In Buddhist literature, there appear many references to a kind of timelessness in things, relationships, and events. Nagarjuna, in a classic example, shows us we can have no coherent conception of time as an entity, that time can only be experienced as a set of interdependent relationships. Zen Master Dogen draws this same insight to our attention in his essay “Being Time.” Seng-ts’an, the third patriarch of Zen in China, ends his “Inscriptions on Trusting the Heartmind” by telling us that “words fail, for the Way is neither yesterday, today, nor tomorrow.” And in his “The Identity of Relative and Absolute,” Chinese Zen Master Shih-t’ou starts off by saying that the “mind of the great sage of India [Buddha] is intimately conveyed East and West.” Such an event must necessarily occur outside of time.

Nevertheless, we commonly look at the world, and our experience of the world, in a linear fashion—as if things were strung out in a line, from past to present to future.
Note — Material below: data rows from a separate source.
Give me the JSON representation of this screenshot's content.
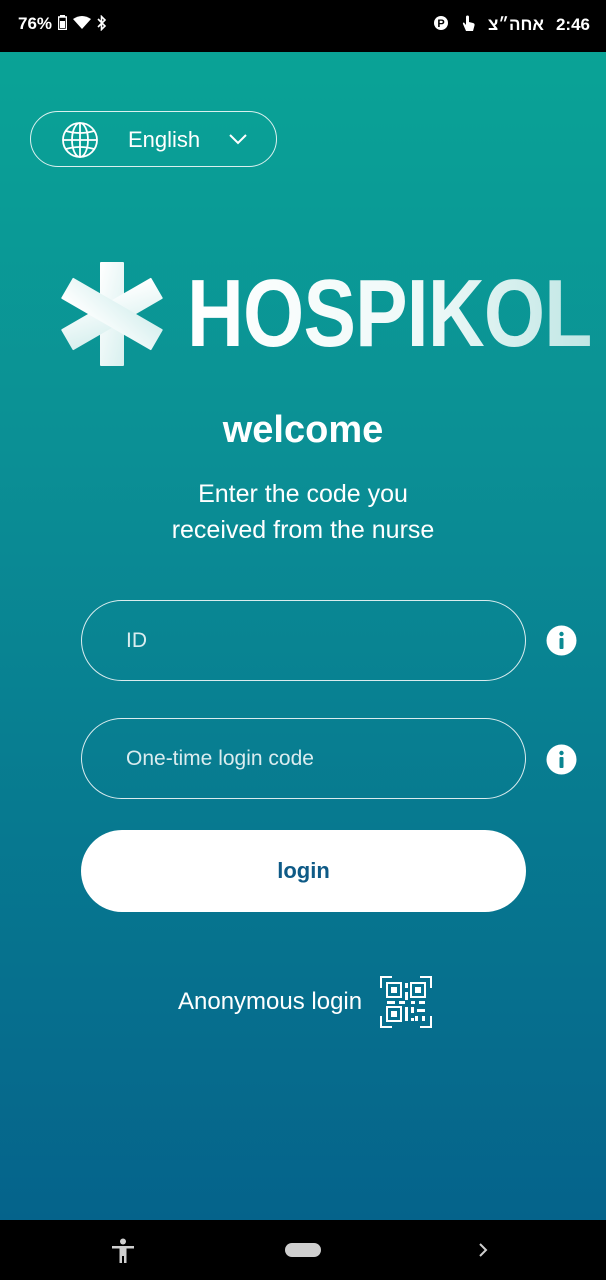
{
  "status_bar": {
    "battery_percent": "76%",
    "time": "2:46",
    "hebrew_label": "אחה״צ",
    "icons": [
      "battery-icon",
      "wifi-icon",
      "bluetooth-icon",
      "parking-icon",
      "touch-icon"
    ]
  },
  "language_selector": {
    "label": "English",
    "icon": "globe-icon"
  },
  "logo": {
    "text": "HOSPIKOL",
    "icon": "medical-star-icon"
  },
  "welcome": {
    "title": "welcome",
    "subtitle_line1": "Enter the code you",
    "subtitle_line2": "received from the nurse"
  },
  "form": {
    "id_placeholder": "ID",
    "id_value": "",
    "code_placeholder": "One-time login code",
    "code_value": "",
    "login_label": "login"
  },
  "anonymous_login": {
    "label": "Anonymous login",
    "icon": "qr-code-icon"
  },
  "nav_bar": {
    "icons": [
      "accessibility-icon",
      "home-pill",
      "forward-chevron-icon"
    ]
  },
  "colors": {
    "gradient_top": "#0aa396",
    "gradient_bottom": "#05638b",
    "button_text": "#0e5a86",
    "white": "#ffffff"
  }
}
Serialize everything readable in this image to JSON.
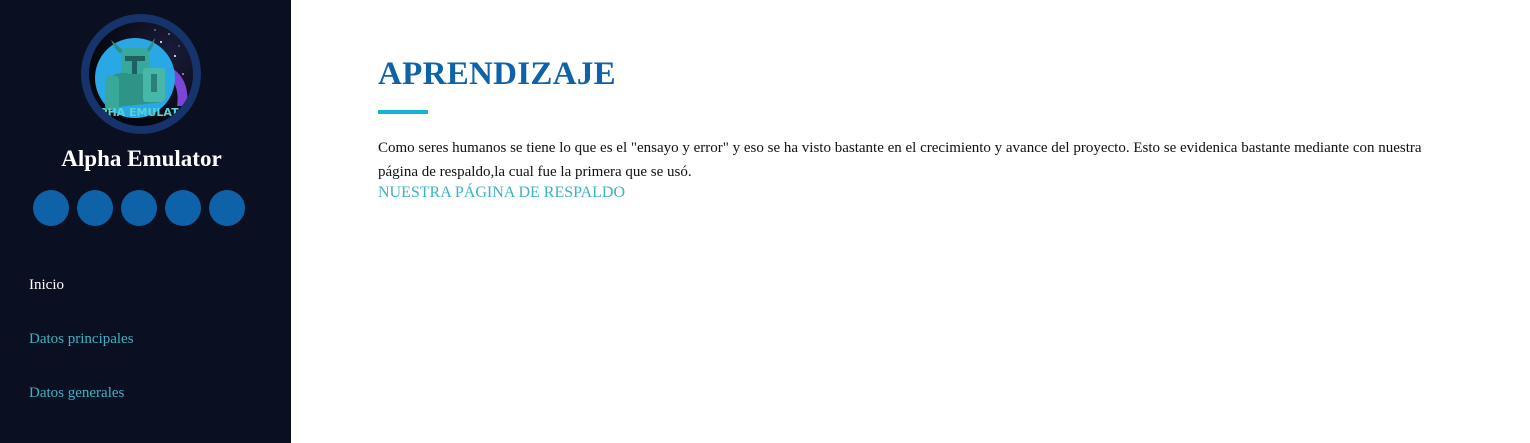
{
  "sidebar": {
    "avatar_text": "PHA EMULAT",
    "site_name": "Alpha Emulator",
    "social_icons": [
      "social-icon-1",
      "social-icon-2",
      "social-icon-3",
      "social-icon-4",
      "social-icon-5"
    ],
    "nav": [
      {
        "label": "Inicio",
        "active": true
      },
      {
        "label": "Datos principales",
        "active": false
      },
      {
        "label": "Datos generales",
        "active": false
      }
    ]
  },
  "main": {
    "title": "APRENDIZAJE",
    "paragraph": "Como seres humanos se tiene lo que es el \"ensayo y error\" y eso se ha visto bastante en el crecimiento y avance del proyecto. Esto se evidenica bastante mediante con nuestra página de respaldo,la cual fue la primera que se usó.",
    "link_label": "NUESTRA PÁGINA DE RESPALDO"
  },
  "colors": {
    "sidebar_bg": "#0b0f22",
    "accent_blue": "#0e62a8",
    "accent_cyan": "#12b6d4",
    "link": "#3bb3c3"
  }
}
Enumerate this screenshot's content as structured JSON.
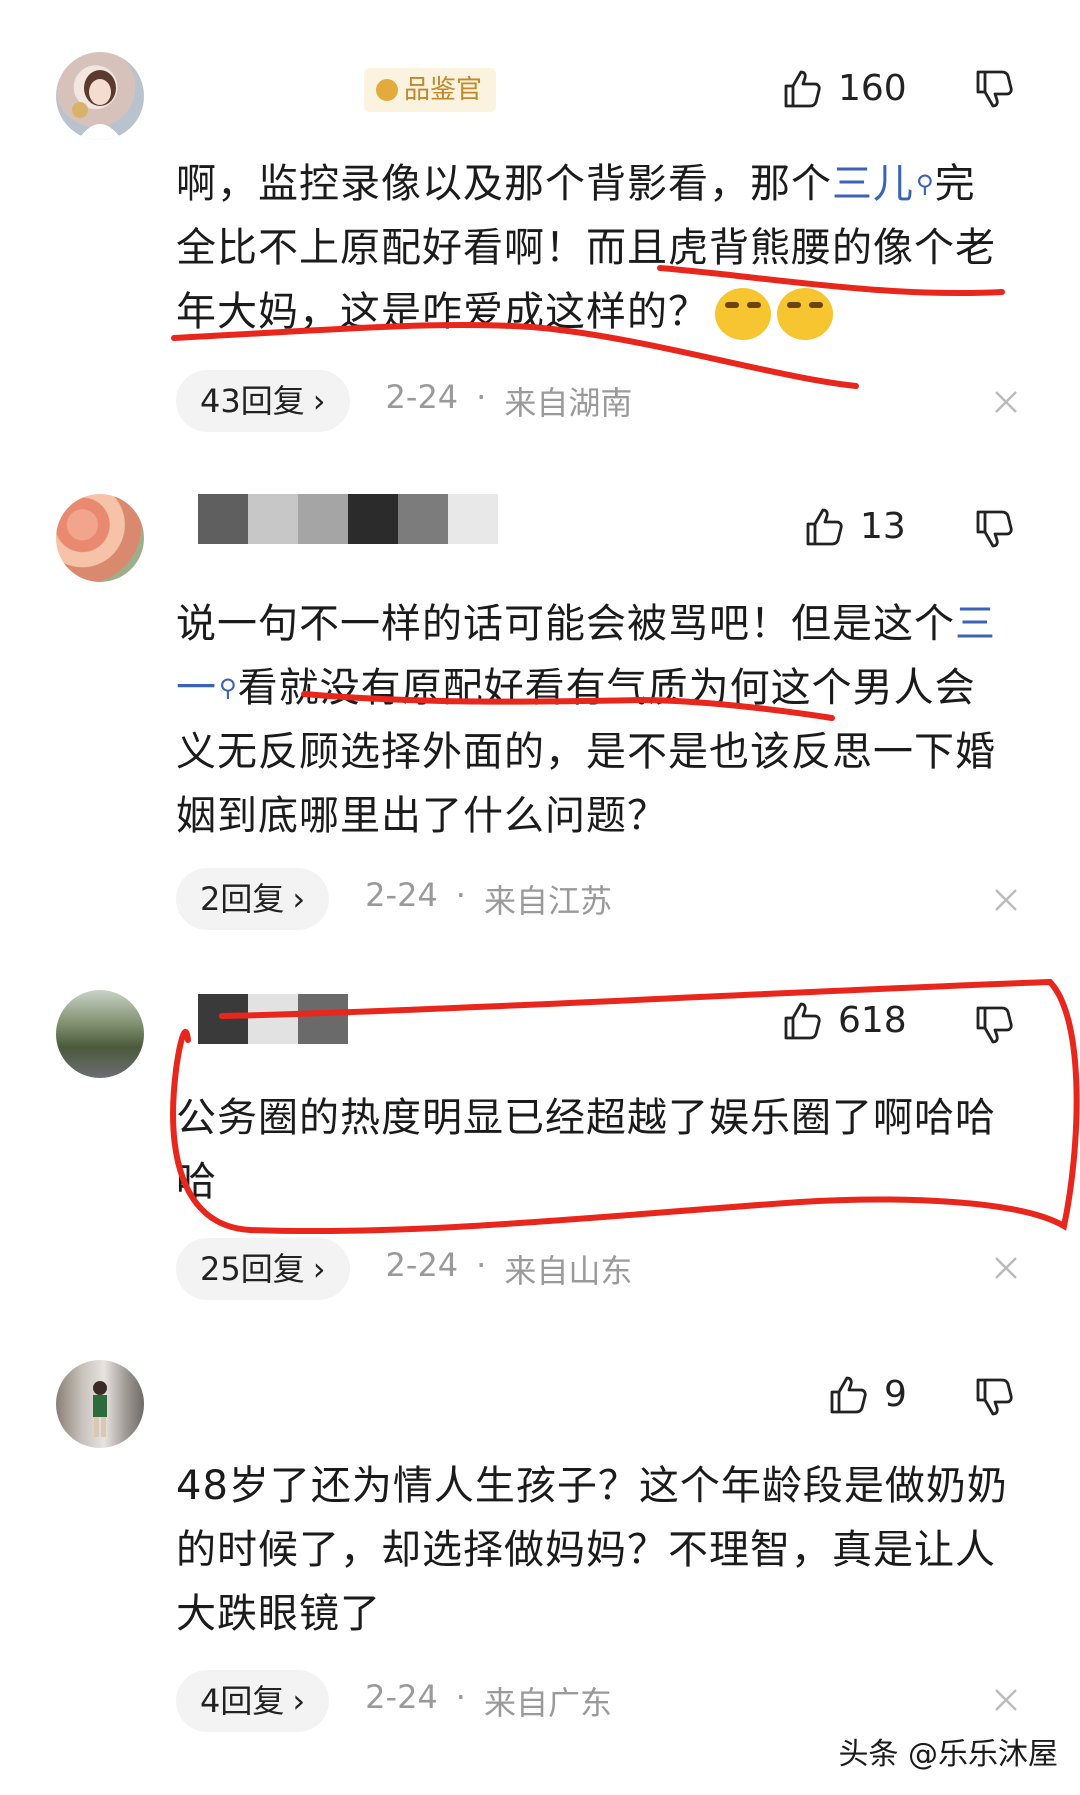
{
  "comments": [
    {
      "badge": "品鉴官",
      "likes": "160",
      "text_parts": [
        "啊，监控录像以及那个背影看，那个",
        "三儿",
        "完全比不上原配好看啊！而且虎背熊腰的像个老年大妈，这是咋爱成这样的？"
      ],
      "replies": "43回复",
      "date": "2-24",
      "location": "来自湖南"
    },
    {
      "likes": "13",
      "text_parts": [
        "说一句不一样的话可能会被骂吧！但是这个",
        "三一",
        "看就没有原配好看有气质为何这个男人会义无反顾选择外面的，是不是也该反思一下婚姻到底哪里出了什么问题？"
      ],
      "replies": "2回复",
      "date": "2-24",
      "location": "来自江苏"
    },
    {
      "likes": "618",
      "text": "公务圈的热度明显已经超越了娱乐圈了啊哈哈哈",
      "replies": "25回复",
      "date": "2-24",
      "location": "来自山东"
    },
    {
      "likes": "9",
      "text": "48岁了还为情人生孩子？这个年龄段是做奶奶的时候了，却选择做妈妈？不理智，真是让人大跌眼镜了",
      "replies": "4回复",
      "date": "2-24",
      "location": "来自广东"
    }
  ],
  "separator": "·",
  "watermark": "头条 @乐乐沐屋",
  "colors": {
    "link": "#3b63b5",
    "highlight_pen": "#e8261c",
    "badge_bg": "#fbf3df",
    "badge_text": "#c08a2a"
  },
  "icons": [
    "thumbs-up-icon",
    "thumbs-down-icon",
    "close-icon",
    "search-link-icon",
    "chevron-right-icon",
    "laugh-cry-emoji"
  ]
}
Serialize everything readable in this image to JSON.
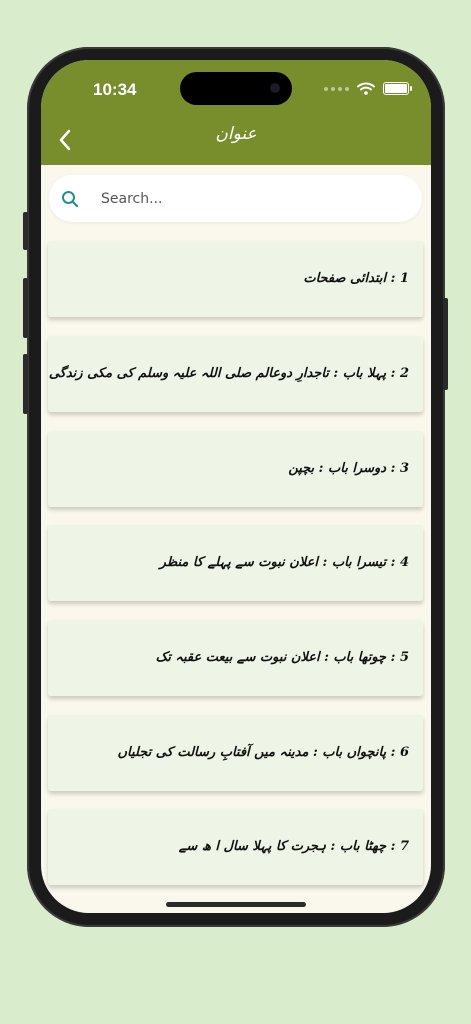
{
  "status_bar": {
    "time": "10:34"
  },
  "header": {
    "title": "عنوان"
  },
  "search": {
    "placeholder": "Search..."
  },
  "chapters": [
    {
      "label": "1 : ابتدائی صفحات"
    },
    {
      "label": "2 : پہلا باب : تاجدارِ دوعالم صلی اللہ علیہ وسلم کی مکی زندگی"
    },
    {
      "label": "3 : دوسرا باب : بچپن"
    },
    {
      "label": "4 : تیسرا باب : اعلان نبوت سے پہلے کا منظر"
    },
    {
      "label": "5 : چوتھا باب : اعلان نبوت سے بیعت عقبہ تک"
    },
    {
      "label": "6 : پانچواں باب : مدینہ میں آفتابِ رسالت کی تجلیاں"
    },
    {
      "label": "7 : چھٹا باب : ہجرت کا پہلا سال ا ھ سے"
    }
  ],
  "colors": {
    "header_bg": "#788e2c",
    "page_bg": "#d9eccb",
    "search_icon": "#1f8f8f"
  }
}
Something that occurs now creates an effect later on. This, we think, is how things are and must be.

Which of these viewpoints is more in keeping with what science now offers us? And which one more accurately reflects how the world actually is?

Some physicists have recently taken a renewed interest in a peculiar way of conceptualizing time and space that has been around since the 1940s. One model of this view reduces the three dimensions of space to just two dimensions, while projecting time as the third dimension. According to this scheme, all of what we call “now”—that is, the arrangement of all things and events—is viewed as existing in a single plane. Of course, this plane, being the present moment, doesn’t stay put. Rather, it seems to rise upward through the third dimension, much like the floor of an elevator—except that in this case it ascends through time instead of through space. Within this conceptual model, the past is everything that has passed beneath the floor in any given moment; the future—what’s yet to come—is met when the floor rises up to greet it.